The report, by veteran investigative correspondent Aram Roston, asserts that US military contractors charged with assisting US forces in Afghanistan are actually funding the groups killing American soldiers. Roston describes a protection racket similar to that of the mafia, in which contractors pay the Taliban "protection money" not to attack them.
"In this grotesque carnival, the US military's contractors are forced to pay suspected insurgents to protect American supply routes," Roston writes. "It is an accepted fact of the military logistics operation in Afghanistan that the US government funds the very forces American troops are fighting. And it is a deadly irony, because these funds add up to a huge amount of money for the Taliban.
"It's a big part of their income," a top Afghan government security official purportedly told told The Nation.
Added an American defense executive, "The Army is basically paying the Taliban not to shoot at them. It is Department of Defense money."
US officials estimate that as much as ten percent of taxpayer money doled out to private contractors ends up in insurgents' hands. By a quick accounting, this amounts to tens of millions of dollars.
Mike Hanna, a manager for Afghan American Army Services, a trucking firm, told Roston that paying off the Taliban was a necessary evil.
"We're basically being extorted," Hanna is quoted as saying. "Where you don't pay, you're going to get attacked. We just have our field guys go down there, and they pay off who they need to.
"Moving ten trucks, it is probably $800 per truck to move through an area," he added. "It's based on the number of trucks and what you're carrying. If you have fuel trucks, they are going to charge you more. If you have dry trucks, they're not going to charge you as much. If you are carrying MRAPs or Humvees, they are going to charge you more."
"If you tell me not to pay these insurgents in this area," he continued, "the chances of my trucks getting attacked increase exponentially."
Roston says paying the Taliban for protection is an issue of pragmatism.
"The heart of the matter," he writes, "is that insurgents are getting paid for safe passage because there are few other ways to bring goods to the combat outposts and forward operating bases where soldiers need them. By definition, many outposts are situated in hostile terrain, in the southern parts of Afghanistan. The security firms don't really protect convoys of American military goods here, because they simply can't; they need the Taliban's cooperation."
He notes that contractors, by regulation, are banned from carrying any weapons more serious than a rifle. This means they're far outmatched when contending with insurgents that have rocket-propelled grenades.

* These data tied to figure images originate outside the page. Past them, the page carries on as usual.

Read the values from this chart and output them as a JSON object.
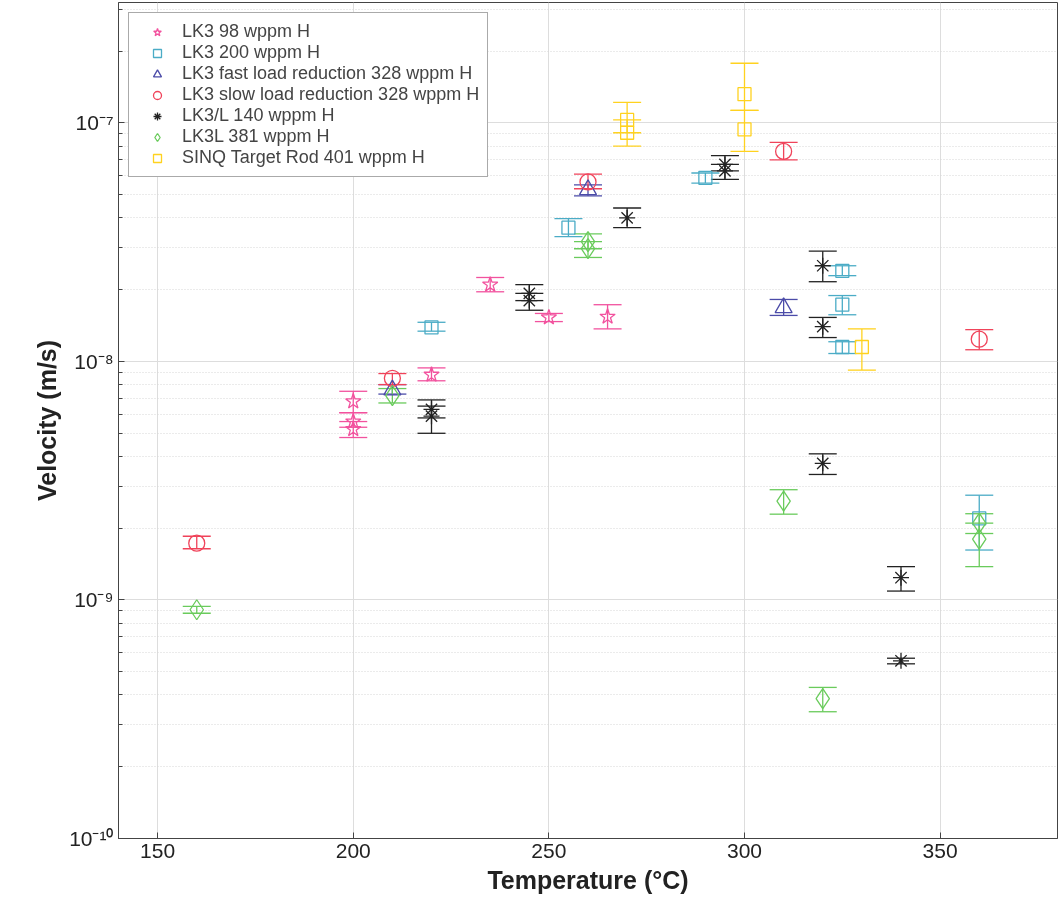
{
  "chart_data": {
    "type": "scatter",
    "xlabel": "Temperature (°C)",
    "ylabel": "Velocity (m/s)",
    "log": "y",
    "grid": true,
    "legend": "top left",
    "xlim": [
      140,
      380
    ],
    "xticks": [
      150,
      200,
      250,
      300,
      350
    ],
    "ylim": [
      1e-10,
      3.2e-07
    ],
    "yticks": [
      {
        "value": 1e-10,
        "label": "10⁻¹⁰"
      },
      {
        "value": 1e-09,
        "label": "10⁻⁹"
      },
      {
        "value": 1e-08,
        "label": "10⁻⁸"
      },
      {
        "value": 1e-07,
        "label": "10⁻⁷"
      }
    ],
    "series": [
      {
        "name": "LK3 98 wppm H",
        "color": "#f2529e",
        "marker": "star",
        "x": [
          200,
          200,
          200,
          220,
          235,
          250,
          265
        ],
        "values": [
          6.8e-09,
          5.6e-09,
          5.2e-09,
          8.8e-09,
          2.1e-08,
          1.53e-08,
          1.54e-08
        ],
        "errors": [
          [
            6.1e-09,
            7.5e-09
          ],
          [
            5.3e-09,
            6.1e-09
          ],
          [
            4.8e-09,
            5.6e-09
          ],
          [
            8.3e-09,
            9.4e-09
          ],
          [
            1.96e-08,
            2.25e-08
          ],
          [
            1.47e-08,
            1.59e-08
          ],
          [
            1.37e-08,
            1.73e-08
          ]
        ]
      },
      {
        "name": "LK3 200 wppm H",
        "color": "#4bacc6",
        "marker": "square",
        "x": [
          220,
          255,
          290,
          325,
          325,
          325,
          360
        ],
        "values": [
          1.39e-08,
          3.64e-08,
          5.89e-08,
          2.4e-08,
          1.73e-08,
          1.15e-08,
          2.2e-09
        ],
        "errors": [
          [
            1.34e-08,
            1.46e-08
          ],
          [
            3.34e-08,
            3.97e-08
          ],
          [
            5.6e-08,
            6.17e-08
          ],
          [
            2.29e-08,
            2.52e-08
          ],
          [
            1.57e-08,
            1.89e-08
          ],
          [
            1.08e-08,
            1.21e-08
          ],
          [
            1.62e-09,
            2.75e-09
          ]
        ]
      },
      {
        "name": "LK3 fast load reduction 328 wppm H",
        "color": "#4b4ba8",
        "marker": "triangle",
        "x": [
          210,
          260,
          310
        ],
        "values": [
          7.6e-09,
          5.25e-08,
          1.68e-08
        ],
        "errors": [
          [
            7.3e-09,
            8e-09
          ],
          [
            4.95e-08,
            5.5e-08
          ],
          [
            1.56e-08,
            1.82e-08
          ]
        ]
      },
      {
        "name": "LK3 slow load reduction 328 wppm H",
        "color": "#f0435a",
        "marker": "circle",
        "x": [
          160,
          210,
          260,
          310,
          360
        ],
        "values": [
          1.73e-09,
          8.5e-09,
          5.66e-08,
          7.6e-08,
          1.24e-08
        ],
        "errors": [
          [
            1.64e-09,
            1.85e-09
          ],
          [
            8e-09,
            8.9e-09
          ],
          [
            5.3e-08,
            6.1e-08
          ],
          [
            7e-08,
            8.3e-08
          ],
          [
            1.12e-08,
            1.36e-08
          ]
        ]
      },
      {
        "name": "LK3/L 140 wppm H",
        "color": "#222222",
        "marker": "cross",
        "x": [
          220,
          220,
          245,
          245,
          270,
          295,
          295,
          320,
          320,
          320,
          340,
          340
        ],
        "values": [
          6.3e-09,
          5.9e-09,
          1.93e-08,
          1.8e-08,
          4e-08,
          6.7e-08,
          6.3e-08,
          2.52e-08,
          1.4e-08,
          3.74e-09,
          1.24e-09,
          5.56e-10
        ],
        "errors": [
          [
            5.8e-09,
            6.9e-09
          ],
          [
            5e-09,
            6.5e-09
          ],
          [
            1.8e-08,
            2.1e-08
          ],
          [
            1.64e-08,
            1.93e-08
          ],
          [
            3.64e-08,
            4.4e-08
          ],
          [
            6.3e-08,
            7.3e-08
          ],
          [
            5.8e-08,
            6.7e-08
          ],
          [
            2.16e-08,
            2.9e-08
          ],
          [
            1.26e-08,
            1.53e-08
          ],
          [
            3.36e-09,
            4.1e-09
          ],
          [
            1.09e-09,
            1.38e-09
          ],
          [
            5.4e-10,
            5.7e-10
          ]
        ]
      },
      {
        "name": "LK3L 381 wppm H",
        "color": "#6acb5c",
        "marker": "diamond",
        "x": [
          160,
          210,
          260,
          260,
          310,
          320,
          360,
          360
        ],
        "values": [
          9.1e-10,
          7.2e-09,
          3.18e-08,
          2.97e-08,
          2.6e-09,
          3.86e-10,
          2.1e-09,
          1.8e-09
        ],
        "errors": [
          [
            8.8e-10,
            9.4e-10
          ],
          [
            6.7e-09,
            7.7e-09
          ],
          [
            2.97e-08,
            3.43e-08
          ],
          [
            2.73e-08,
            3.18e-08
          ],
          [
            2.29e-09,
            2.9e-09
          ],
          [
            3.4e-10,
            4.3e-10
          ],
          [
            1.9e-09,
            2.3e-09
          ],
          [
            1.38e-09,
            2.1e-09
          ]
        ]
      },
      {
        "name": "SINQ Target Rod 401 wppm H",
        "color": "#ffd21f",
        "marker": "square",
        "x": [
          270,
          270,
          300,
          300,
          330
        ],
        "values": [
          1.03e-07,
          9.1e-08,
          1.32e-07,
          9.4e-08,
          1.15e-08
        ],
        "errors": [
          [
            9.1e-08,
            1.22e-07
          ],
          [
            8e-08,
            1.03e-07
          ],
          [
            1.13e-07,
            1.78e-07
          ],
          [
            7.6e-08,
            1.13e-07
          ],
          [
            9.2e-09,
            1.37e-08
          ]
        ]
      }
    ]
  }
}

The US military shells out huge sums of money to supply troops in remote Afghan areas, even outside the protection racket.
A recent estimate from the Pentagon found that the government spends some $400 a gallon for gasoline in Afghanistan when all transport costs are included.
Afghanistan is landlocked, meaning that fuel must be transported in ways that stretch the limits of economic reason.
Because the country has no seaports, fuel is shipped to Karachi, in Pakistan, then carried across land by commercial trucks through Afghanistan. For remote bases, gasoline is sometimes transported by air.
Some fuel is even transported in "bladders" attached to the belly of helicopters.
The Nation report was underwritten by the Nation Institute, a nonprofit that funds investigative journalism.